Illustrations: Tom Garrett; Shutterstock.com
Dear Ms. Fox,
You recently announced that our school district might stop serving chocolate milk in our cafeterias. I thought it might be helpful to hear the perspective of a student—and chocolate-milk lover—on this important issue.
After extensive research, I’ve learned that chocolate milk has many health benefits for kids like me. Although it may seem like just a tasty treat, it’s actually filled with nutrients, including calcium and vitamin D. Calcium is especially good for kids my age because we are still growing, and calcium helps build healthy bones. In addition, chocolate milk contains protein and healthy fats that keep kids full and focused throughout the day.
Of course, regular milk provides those same benefits—as do other foods like spinach and nuts—and with less sugar. But let’s be honest: Banning chocolate milk doesn’t mean kids will choose something healthier instead. A study by Cornell University found that chocolate-milk bans can lead to kids drinking less milk overall. And when have you ever heard a kid say, “There’s no chocolate milk? In that case, I’ll have some spinach, please!” What would probably happen is that we’d drink more soda or sweetened fruit drinks, which are just as sugary (if not more) but don’t have the same health benefits.
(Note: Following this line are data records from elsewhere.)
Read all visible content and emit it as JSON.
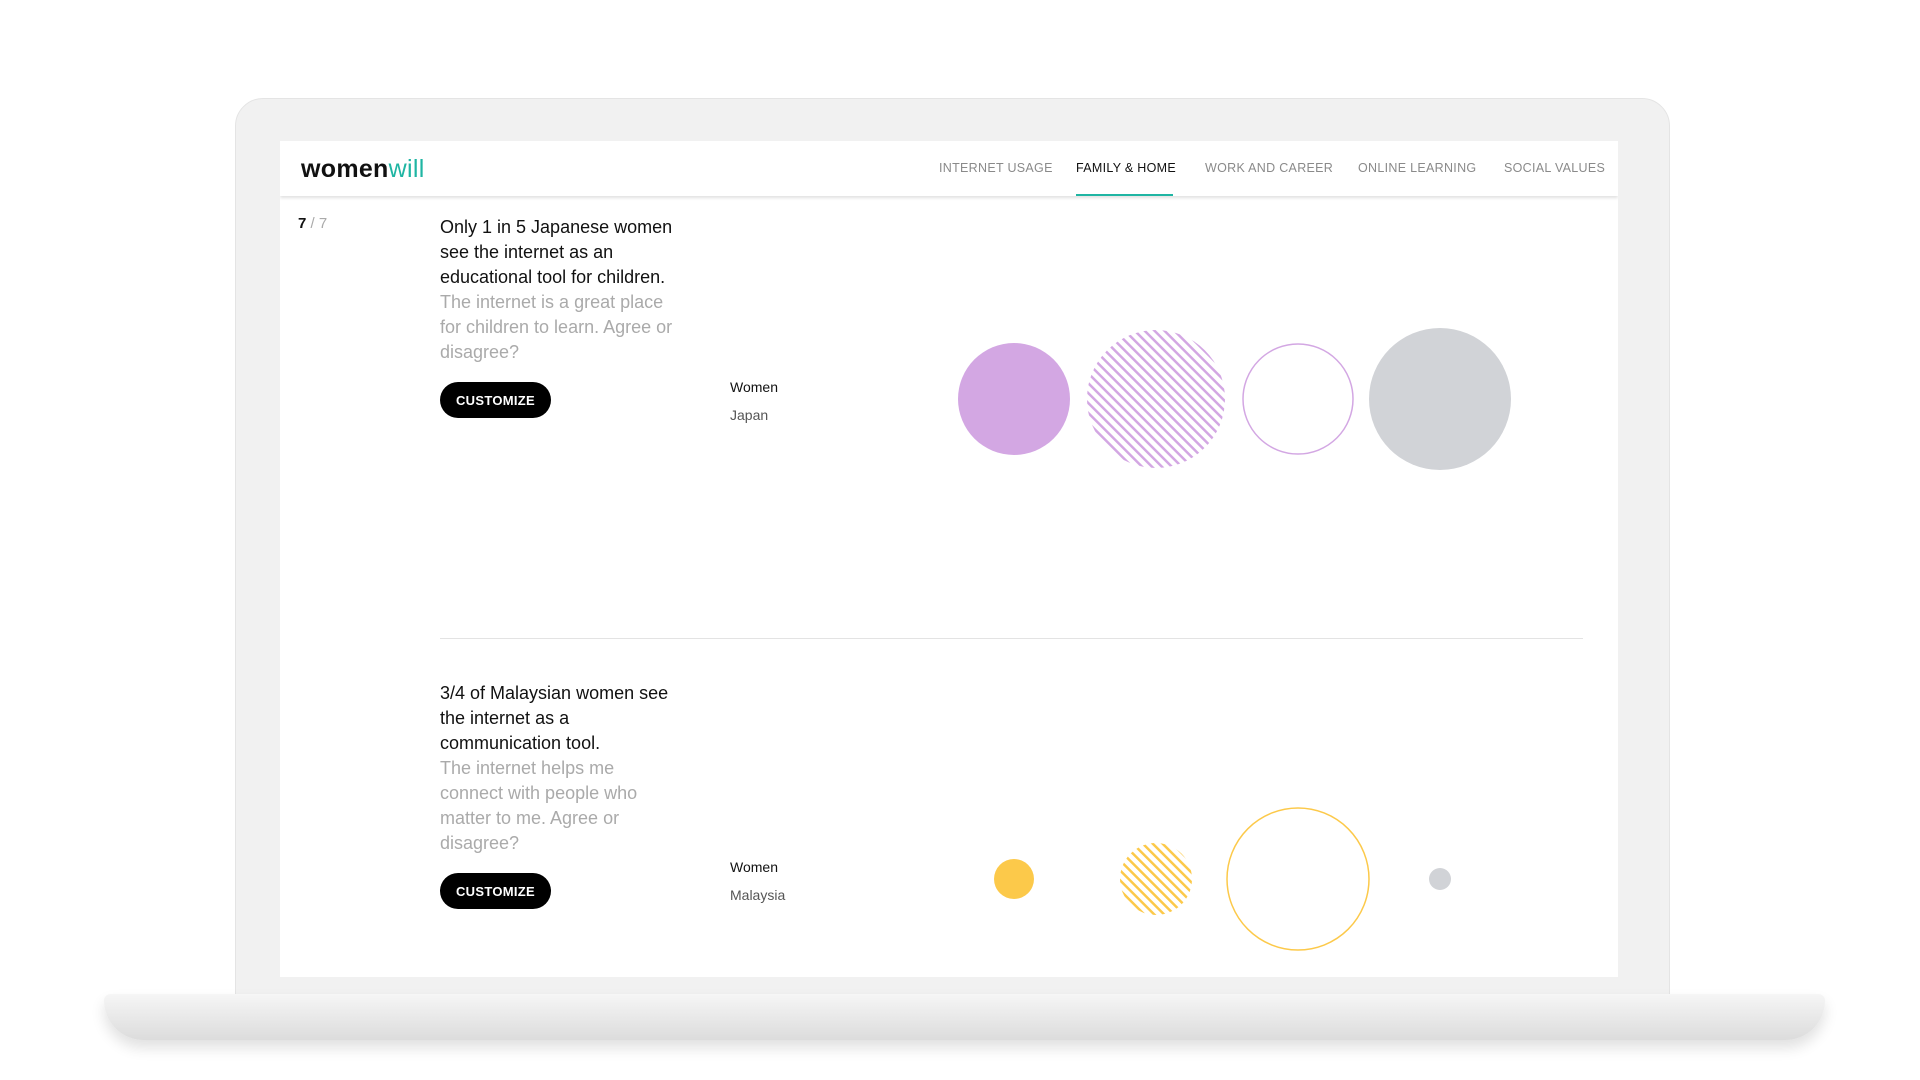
{
  "header": {
    "logo_main": "women",
    "logo_accent": "will",
    "nav": [
      {
        "label": "INTERNET USAGE",
        "active": false
      },
      {
        "label": "FAMILY & HOME",
        "active": true
      },
      {
        "label": "WORK AND CAREER",
        "active": false
      },
      {
        "label": "ONLINE LEARNING",
        "active": false
      },
      {
        "label": "SOCIAL VALUES",
        "active": false
      }
    ],
    "accent_color": "#1fb5a3"
  },
  "counter": {
    "current": "7",
    "total": "/ 7"
  },
  "sections": [
    {
      "headline": "Only 1 in 5 Japanese women see the internet as an educational tool for children.",
      "question": "The internet is a great place for children to learn. Agree or disagree?",
      "button": "CUSTOMIZE",
      "group": "Women",
      "country": "Japan",
      "color": "#d3a7e3",
      "circles": [
        {
          "style": "solid"
        },
        {
          "style": "hatched"
        },
        {
          "style": "outline"
        },
        {
          "style": "grey"
        }
      ]
    },
    {
      "headline": "3/4 of Malaysian women see the internet as a communication tool.",
      "question": "The internet helps me connect with people who matter to me. Agree or disagree?",
      "button": "CUSTOMIZE",
      "group": "Women",
      "country": "Malaysia",
      "color": "#fcc94a",
      "circles": [
        {
          "style": "solid"
        },
        {
          "style": "hatched"
        },
        {
          "style": "outline"
        },
        {
          "style": "grey"
        }
      ]
    }
  ],
  "grey_color": "#d1d3d7"
}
Here’s another problem: food waste. When schools in Los Angeles began serving only plain milk in 2011, tons of milk—and money—was wasted. Hardly anyone drank the plain milk, and much of it ended up in the trash. For this reason, L.A. schools put chocolate milk back on the menu in 2018.
Chocolate milk clearly deserves a place in our cafeteria. I hope that you will take my points into consideration as you make your decision.